Other people will share what they do or you might find lots of ideas in other posts.

Glad you are here Kbone and hope you share your story of how you figure this out for yourself because that has potential to help 1000 others. Friends here!

love and courage

Posted: Sunday, August 25, 2019 11:33 PM
Joined: 8/12/2019
Posts: 37

Does your mother and your uncle had early onset Alzheimer’s or late onset?
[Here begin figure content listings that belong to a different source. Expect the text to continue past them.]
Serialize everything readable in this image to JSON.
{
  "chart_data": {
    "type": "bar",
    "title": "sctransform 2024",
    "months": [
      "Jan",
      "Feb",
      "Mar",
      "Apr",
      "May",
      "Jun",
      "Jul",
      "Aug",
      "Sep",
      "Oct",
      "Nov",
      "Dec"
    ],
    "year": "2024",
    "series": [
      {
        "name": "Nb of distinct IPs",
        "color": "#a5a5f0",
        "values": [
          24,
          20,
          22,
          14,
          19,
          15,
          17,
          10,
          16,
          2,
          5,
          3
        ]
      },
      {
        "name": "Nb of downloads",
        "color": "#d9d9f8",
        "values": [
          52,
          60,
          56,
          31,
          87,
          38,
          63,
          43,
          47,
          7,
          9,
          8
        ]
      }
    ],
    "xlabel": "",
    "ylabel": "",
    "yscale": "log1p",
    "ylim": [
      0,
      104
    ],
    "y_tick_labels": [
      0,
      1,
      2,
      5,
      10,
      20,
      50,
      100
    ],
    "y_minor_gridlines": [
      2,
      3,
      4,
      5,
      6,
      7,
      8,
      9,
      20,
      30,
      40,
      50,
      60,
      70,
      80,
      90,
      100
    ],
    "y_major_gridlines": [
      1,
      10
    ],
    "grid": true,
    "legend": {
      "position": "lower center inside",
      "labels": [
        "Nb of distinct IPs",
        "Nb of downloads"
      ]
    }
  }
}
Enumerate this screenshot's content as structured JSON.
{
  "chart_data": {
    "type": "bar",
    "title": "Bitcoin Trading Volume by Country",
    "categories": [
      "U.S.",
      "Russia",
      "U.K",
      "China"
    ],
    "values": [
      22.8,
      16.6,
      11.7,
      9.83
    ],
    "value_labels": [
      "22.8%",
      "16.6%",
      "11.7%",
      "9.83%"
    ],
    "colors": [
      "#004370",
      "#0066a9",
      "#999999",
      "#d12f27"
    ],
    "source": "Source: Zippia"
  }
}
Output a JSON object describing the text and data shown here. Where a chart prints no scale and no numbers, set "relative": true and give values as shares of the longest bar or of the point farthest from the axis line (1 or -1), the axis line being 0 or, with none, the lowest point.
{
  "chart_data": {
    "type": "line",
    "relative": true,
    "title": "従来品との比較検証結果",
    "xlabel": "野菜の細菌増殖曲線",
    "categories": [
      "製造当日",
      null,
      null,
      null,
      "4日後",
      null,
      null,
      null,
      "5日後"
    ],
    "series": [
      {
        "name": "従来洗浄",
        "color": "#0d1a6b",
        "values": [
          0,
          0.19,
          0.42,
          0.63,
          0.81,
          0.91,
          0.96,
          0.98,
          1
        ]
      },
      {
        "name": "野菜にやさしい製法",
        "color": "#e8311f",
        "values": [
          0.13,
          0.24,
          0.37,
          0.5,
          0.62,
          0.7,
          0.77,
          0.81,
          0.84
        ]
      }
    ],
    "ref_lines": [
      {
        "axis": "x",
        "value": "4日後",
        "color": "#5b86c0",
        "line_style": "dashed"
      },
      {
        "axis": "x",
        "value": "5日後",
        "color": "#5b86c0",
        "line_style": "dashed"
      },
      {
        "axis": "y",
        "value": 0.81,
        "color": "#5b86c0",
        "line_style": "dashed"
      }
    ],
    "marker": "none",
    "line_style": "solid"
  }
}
Because in some family’s when there are several persons in you family affected by late onset Alzheimer’s the cause probably isn’t a mutation in one of the three genes.
Posted: Monday, September 23, 2019 6:46 PM
Joined: 2/10/2016
Posts: 47

Hi Swimchick0425,

My mom was also diagnosed with Alz at the age of 54. She's now 58 and is still *relatively* healthy; I can still have conversations with her, but EVERYTHING is HARD--she needs help with literally EVERYTHING. The progression of this disease is awful and it's a horrible thing to go through, but you will get stronger over time. I can finally talk about it without breaking down and having nightmares about it. Eventually you'll learn what to expect and how to navigate it for a while until you see/experience new symptoms, then you re-adjust and learn what to do next. It will become your new "normal".

I'm in a similar position as you because my husband and I are living with my parents in a very small house. My personal advice is to do your very best to take care of YOURSELF FIRST. It's way too easy to get burnt out, exhausted, frustrated, and take things out on your loved ones--I did this today. Always put your health/needs first so that you can be the best caregiver to your mom.